Abstract
Unconventional resources are of great importance in the global energy supply. However, the ultralow permeability, which is an indicator of the producibility, makes the unconventional production challenging. Therefore, the permeability is one of the critical petrophysical properties for formation evaluation, along with the rock porosity and compressibility.
There are many existing approaches to determine permeability in the laboratory using core analysis. The methods can be divided into two categories: steady-state and unsteady-state approaches. The steady-state approach is a direct measurement using Darcy's law. This approach suffers from the accuracy in the measurement of low flow-rate and the long run-time. The unsteady-state approach includes pulse decay, oscillating pressure, and GRI methods. These approaches are complicated in terms of set-ups and interpretations. Both steady-state and unsteady-state approaches typically have a constraint on the maximum differential pressure.

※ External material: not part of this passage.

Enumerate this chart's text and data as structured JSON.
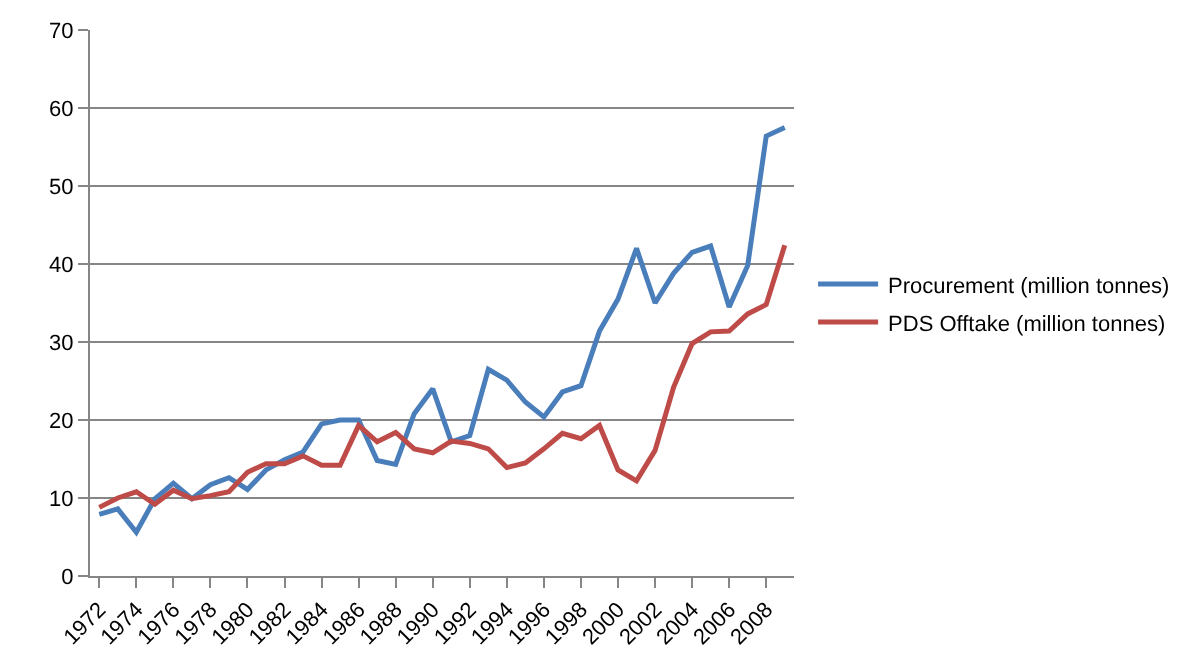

We propose a novel unsteady-state method to determine the permeability by transient-pressure history matching. On the experimental side, the ultralow-permeability core undergoes 1-D CO2-flooding experiments, during which the transient pressure is monitored for history matching. Another two rock properties that determine the transient-pressure history, namely the rock porosity and the pore-volume compressibility, are calculated based on the mass balance of CO2 at different states. On the simulation side, the transient-pressure history is simulated using real-gas pseudo pressure and table lookup to deal with the non-linearity in fluid properties. The free parameter, permeability, in the simulation is adjusted for history matching to determine the rock permeability.
Our simulation can generate high-quality transient-pressure history with the capability of handling the non-linearity and singularity in fluid properties. Our new unsteady-state method is validated by the standard steady-state method.
The advantages of this unsteady-state approach are: 1) it can be implemented with simple set-ups; 2) it can be finished within a considerably short-time period; 3) the data interpretation is straightforward; 4) it can be implemented over broad pressure ranges, even with phase transitions of the permeating fluids, not limited to CO2. This approach is a valuable addition to existing permeability measurement methods.